Ever since being introduced to it in 2009, I have had pride in being called a Flash programmer. Recent trends, however, have forced me to reconsider the future of my programming career. In particular, the heralding of Flash's defeat to HTML5 in the battle for web dominance has been troubling, even if premature. And though I do not see the end of the use of Flash on the horizon like some excited folk, I do realize that it is becoming a dying art. And in today's world, it's adapt or die.

For those who are unaware, Flash is the platform that many web applications (and in particular, web games hosted on Kongregate and Newgrounds) run on. Flash and its Actionscript programming language were developed by Macromedia in 1996. In 2005, Adobe acquired Macromedia and developed the version of Flash we know today. Being nearly unrivaled in its capacity for web animation and video/audio support, Flash flourished.

Lately, however, there has been less of a need for Flash. As the CSS3 standards were implemented, simple web animations (like transitions, fading, and so on) could be done even without Javascript, the Internet's primary scripting language. At some point, Apple stopped supporting Flash on its devices. Now, with HTML5 receiving hype as a direct rival to Flash in terms of functionality, Internet prophets have foreshadowed Flash's death.

In reality, though, having had a decade-long head start on HTML5, Flash is all over the Internet, and I do not foresee it disappearing very quickly.

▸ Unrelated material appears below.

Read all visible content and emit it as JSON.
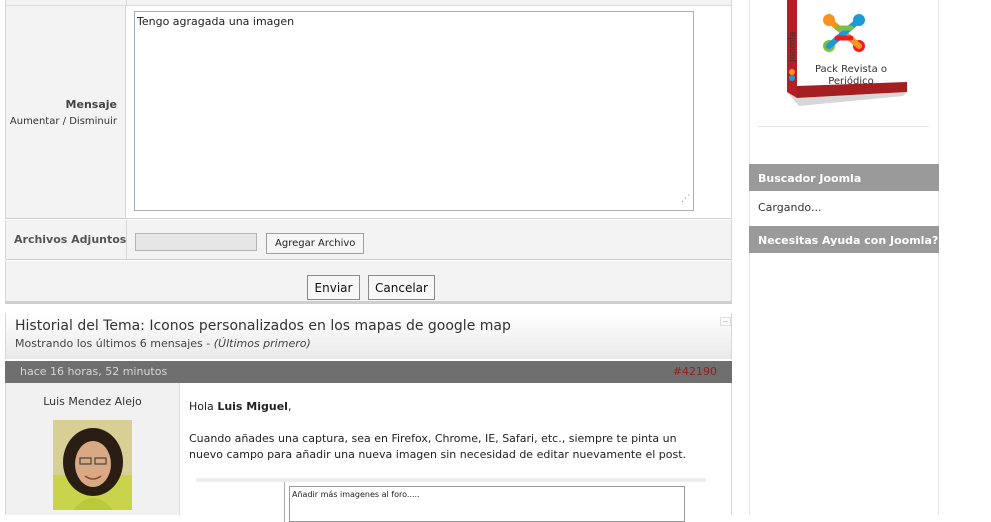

Stubborn Actionscript programmers will still exist, programming mainly for Adobe AIR (Adobe's mobile app solution) and exceptionally large projects (like games) not easily feasible in a Javascript environment.

So, why do I feel the urgency to move on then? If none of CSS3, Apple, or HTML5 are really choking Flash, what is?

Interestingly, it is Adobe. Adobe is what is killing Flash, and it is for their negligence that I am needing to flee. Since the release of Actionscript 3.0 in 2006, we have been waiting diligently for a new AS4 standard meant to take advantage of modern knowledge and technologies. As Javascript has gotten faster and faster, Flash has merely retained its 2006 performance, and nowadays, Javascript is actually faster than Flash at many tasks despite being an interpreted language.

Well, the reason AS4 has never come to be is because Adobe decided to essentially abandon Flash in favor of HTML5. Adobe has, for instance, developed a tool for converting Actionscript to Javascript, and they have authored a new program called Edge Animate which makes HTML5 development easier.

In other words, Flash doesn't have a future. And, if something does not have a future, I do not want a part in it.

Therefore, in a search for something that serves as a compromise between Actionscript's nice object-oriented format and HTML5, I discovered Haxe and OpenFL. Haxe is a cross-platform object-oriented programming language. Being cross-platform, the same Haxe code can be compiled to Windows, Mac, mobile, and even HTML5. The language is furthermore stronger than Actionscript 3.0 was, including support for generics and even functional programming features. And, to make it a true dream come true, OpenFL is an API for Haxe that mimics Flash's API as much as possible!

Therefore, starting today, I will be learning and practicing in Haxe and contributing to the documentation effort through posts on this periodical. My hope is that I can benefit by reinforcing material that I learn and that you can benefit from my explanations and discoveries.